The artist’s technique complies with this penchant for nuances. He rarely used glaring, unmixed colors. Courbet avoided unambiguousness. Frequently, a color no longer defines a specific object, but extends beyond it or even “circumvents” it while it spreads across the picture and leaves room to chance. Through his method of applying and removing paint with a palette knife, Courbet literally rendered “proper” – i.e., academic – painting impossible. One also comes across surprising conversions. A solid object (such as a rock) is depicted as something translucent, whereas a non-solid substance (like water) seems to be impermeable. Often, the painter erratically alternated between these two forms of paint application. Such methods severely unsettled nineteenth-century visual habits and have affected art production ever since, so that Courbet’s significance for us lies in this innovative approach rather than in revolutionary gestures.

Last, not least, Courbet’s paintings and drawings reveal an unusually broad emotional spectrum that includes the exposure of fright and self-doubt and encompasses his contemporaries’ traits of morbidity and suspicion as well as their feelings of superiority and self-confidence. In depicting these emotions, Courbet never once yielded to the then-prevalent dictate of idealist representation. Besides the political content of his art, the exploration of people’s inner lives pursued in his portraits and the dissolution of matter achieved in his landscapes constitute major artistic innovations. However, it is not always possible to isolate Courbet’s three fundamental accomplishments – social criticism, abstraction, and introspection – from one another, since they frequently interlock. Courbet’s saying “I even make stones think” shows how persistently he penetrated the inner nature of things in order to transform reality through poetic reflection.
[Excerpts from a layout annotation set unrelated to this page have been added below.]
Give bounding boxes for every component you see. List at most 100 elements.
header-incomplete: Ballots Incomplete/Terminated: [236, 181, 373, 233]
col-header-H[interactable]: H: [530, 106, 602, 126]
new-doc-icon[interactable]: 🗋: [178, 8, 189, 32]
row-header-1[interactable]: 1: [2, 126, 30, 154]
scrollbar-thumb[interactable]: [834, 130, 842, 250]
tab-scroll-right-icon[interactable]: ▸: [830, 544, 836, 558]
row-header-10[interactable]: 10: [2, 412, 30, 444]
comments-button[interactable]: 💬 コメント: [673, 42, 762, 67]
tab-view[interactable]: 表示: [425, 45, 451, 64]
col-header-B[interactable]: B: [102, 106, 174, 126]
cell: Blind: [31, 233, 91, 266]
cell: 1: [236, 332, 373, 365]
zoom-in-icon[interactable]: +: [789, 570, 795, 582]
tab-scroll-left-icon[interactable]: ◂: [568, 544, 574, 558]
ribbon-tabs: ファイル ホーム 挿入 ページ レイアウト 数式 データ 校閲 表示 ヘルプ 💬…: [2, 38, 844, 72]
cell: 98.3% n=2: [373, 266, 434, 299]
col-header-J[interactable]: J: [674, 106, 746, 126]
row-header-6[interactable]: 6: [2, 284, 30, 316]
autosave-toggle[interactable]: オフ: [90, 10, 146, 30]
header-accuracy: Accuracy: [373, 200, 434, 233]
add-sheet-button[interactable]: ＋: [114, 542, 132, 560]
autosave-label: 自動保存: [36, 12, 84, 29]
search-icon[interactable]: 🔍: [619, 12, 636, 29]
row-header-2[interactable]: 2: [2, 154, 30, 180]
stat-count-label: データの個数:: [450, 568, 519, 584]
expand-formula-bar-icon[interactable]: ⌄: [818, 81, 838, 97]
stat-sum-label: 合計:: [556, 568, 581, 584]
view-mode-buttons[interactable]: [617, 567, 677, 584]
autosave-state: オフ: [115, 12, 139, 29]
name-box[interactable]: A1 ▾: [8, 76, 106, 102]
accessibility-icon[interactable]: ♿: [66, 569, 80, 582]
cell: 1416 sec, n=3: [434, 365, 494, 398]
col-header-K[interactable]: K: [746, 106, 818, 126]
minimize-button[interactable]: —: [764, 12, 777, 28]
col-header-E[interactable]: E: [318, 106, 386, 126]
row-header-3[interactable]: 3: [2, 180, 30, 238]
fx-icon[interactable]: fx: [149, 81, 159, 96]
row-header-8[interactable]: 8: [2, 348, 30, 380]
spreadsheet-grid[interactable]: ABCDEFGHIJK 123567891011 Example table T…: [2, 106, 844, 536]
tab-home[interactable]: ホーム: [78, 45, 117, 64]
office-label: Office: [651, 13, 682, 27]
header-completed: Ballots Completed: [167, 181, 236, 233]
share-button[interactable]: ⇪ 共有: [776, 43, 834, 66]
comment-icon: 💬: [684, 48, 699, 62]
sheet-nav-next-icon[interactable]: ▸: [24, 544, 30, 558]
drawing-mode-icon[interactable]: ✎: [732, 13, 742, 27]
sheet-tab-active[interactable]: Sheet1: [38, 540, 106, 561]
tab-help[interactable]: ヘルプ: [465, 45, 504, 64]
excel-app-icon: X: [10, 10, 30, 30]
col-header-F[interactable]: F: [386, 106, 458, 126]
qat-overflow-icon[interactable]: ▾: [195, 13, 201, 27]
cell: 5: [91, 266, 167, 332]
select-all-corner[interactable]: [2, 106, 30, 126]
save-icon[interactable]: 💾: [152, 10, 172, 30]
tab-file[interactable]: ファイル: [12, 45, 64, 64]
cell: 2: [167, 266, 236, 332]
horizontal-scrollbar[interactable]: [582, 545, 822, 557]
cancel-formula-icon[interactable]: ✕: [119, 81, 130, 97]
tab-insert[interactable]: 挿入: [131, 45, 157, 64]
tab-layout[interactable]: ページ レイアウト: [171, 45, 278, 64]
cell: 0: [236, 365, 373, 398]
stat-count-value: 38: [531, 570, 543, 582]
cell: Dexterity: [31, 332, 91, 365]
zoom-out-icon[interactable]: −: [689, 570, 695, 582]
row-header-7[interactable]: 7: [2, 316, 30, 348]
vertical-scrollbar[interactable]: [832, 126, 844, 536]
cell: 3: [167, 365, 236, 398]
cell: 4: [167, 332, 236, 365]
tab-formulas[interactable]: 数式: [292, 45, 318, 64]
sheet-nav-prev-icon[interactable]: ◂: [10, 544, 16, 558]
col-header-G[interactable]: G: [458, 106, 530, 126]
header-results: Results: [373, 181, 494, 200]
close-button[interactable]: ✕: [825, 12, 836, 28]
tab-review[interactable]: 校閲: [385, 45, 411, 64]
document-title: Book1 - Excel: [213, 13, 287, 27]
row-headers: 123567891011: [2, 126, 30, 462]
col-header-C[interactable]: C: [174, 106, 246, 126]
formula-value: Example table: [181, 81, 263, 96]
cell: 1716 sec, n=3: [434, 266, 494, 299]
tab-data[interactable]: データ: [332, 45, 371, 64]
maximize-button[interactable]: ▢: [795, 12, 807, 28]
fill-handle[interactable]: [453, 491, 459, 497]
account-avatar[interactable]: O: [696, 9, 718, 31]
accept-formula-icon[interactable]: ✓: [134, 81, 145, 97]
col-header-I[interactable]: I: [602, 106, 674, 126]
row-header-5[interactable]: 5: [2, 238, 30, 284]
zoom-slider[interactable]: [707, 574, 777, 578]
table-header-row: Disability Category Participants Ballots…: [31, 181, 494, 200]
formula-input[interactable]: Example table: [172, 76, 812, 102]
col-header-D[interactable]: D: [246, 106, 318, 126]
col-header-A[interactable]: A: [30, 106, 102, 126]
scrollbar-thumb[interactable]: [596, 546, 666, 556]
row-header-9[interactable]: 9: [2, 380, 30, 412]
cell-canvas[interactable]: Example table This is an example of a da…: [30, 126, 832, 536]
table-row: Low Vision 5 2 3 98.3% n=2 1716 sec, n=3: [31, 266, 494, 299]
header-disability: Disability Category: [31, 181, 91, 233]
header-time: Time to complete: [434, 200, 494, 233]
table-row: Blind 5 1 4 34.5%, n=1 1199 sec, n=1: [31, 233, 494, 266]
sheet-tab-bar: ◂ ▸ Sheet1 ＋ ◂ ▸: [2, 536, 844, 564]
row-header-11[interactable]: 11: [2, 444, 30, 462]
How fertile the upheaval of traditions provoked by Courbet was for Manet and Cézanne, but also for Picasso or de Chirico, for Beckmann and Duchamp is evidenced by the fact that each of these artists and even numerous present-day painters such as Gerhard Richter or Neo Rauch have laid claim to completely different features of Courbet’ work as important for their production.

The exhibition is also of special importance because of the artist’s personal relationship with Frankfurt. The city had never been as close to the Paris art scene as it was with Courbet, who exhibited in Frankfurt as early as 1852. His painting “A Burial at Ornans”, which he presented in the Lederhalle, caused fierce debates. People regarded it as scandalous to depict an everyday scene such as a burial in the form of a historical painting. After a number of further exhibitions, Courbet visited the area personally for the first time in 1858/59, staying for several months and painting such important works as “The Lady on a Terrace” and “View of Frankfurt”. He started working on one of his largest hunting pictures, “Stag Taking to the Water” (1858–1861), during his sojourn. He also made a lot of contacts and played a crucial role in the formation of a Frankfurt school of painting. He would exercise a decisive influence on such important artists as Wilhelm Leibl, Hans Thoma, and Carl Schuch, as well as on the Kronberg school of painting.

Besides Courbet’s landscapes, his sea pieces from between 1865 and 1873 are a highlight of the exhibition both because of their original subject matter and their anti-civilizational thrust. In these years and particularly after the failure of the Paris Commune, Courbet came to paint self-reflective still lifes in which he pondered on life and death, and on his own end.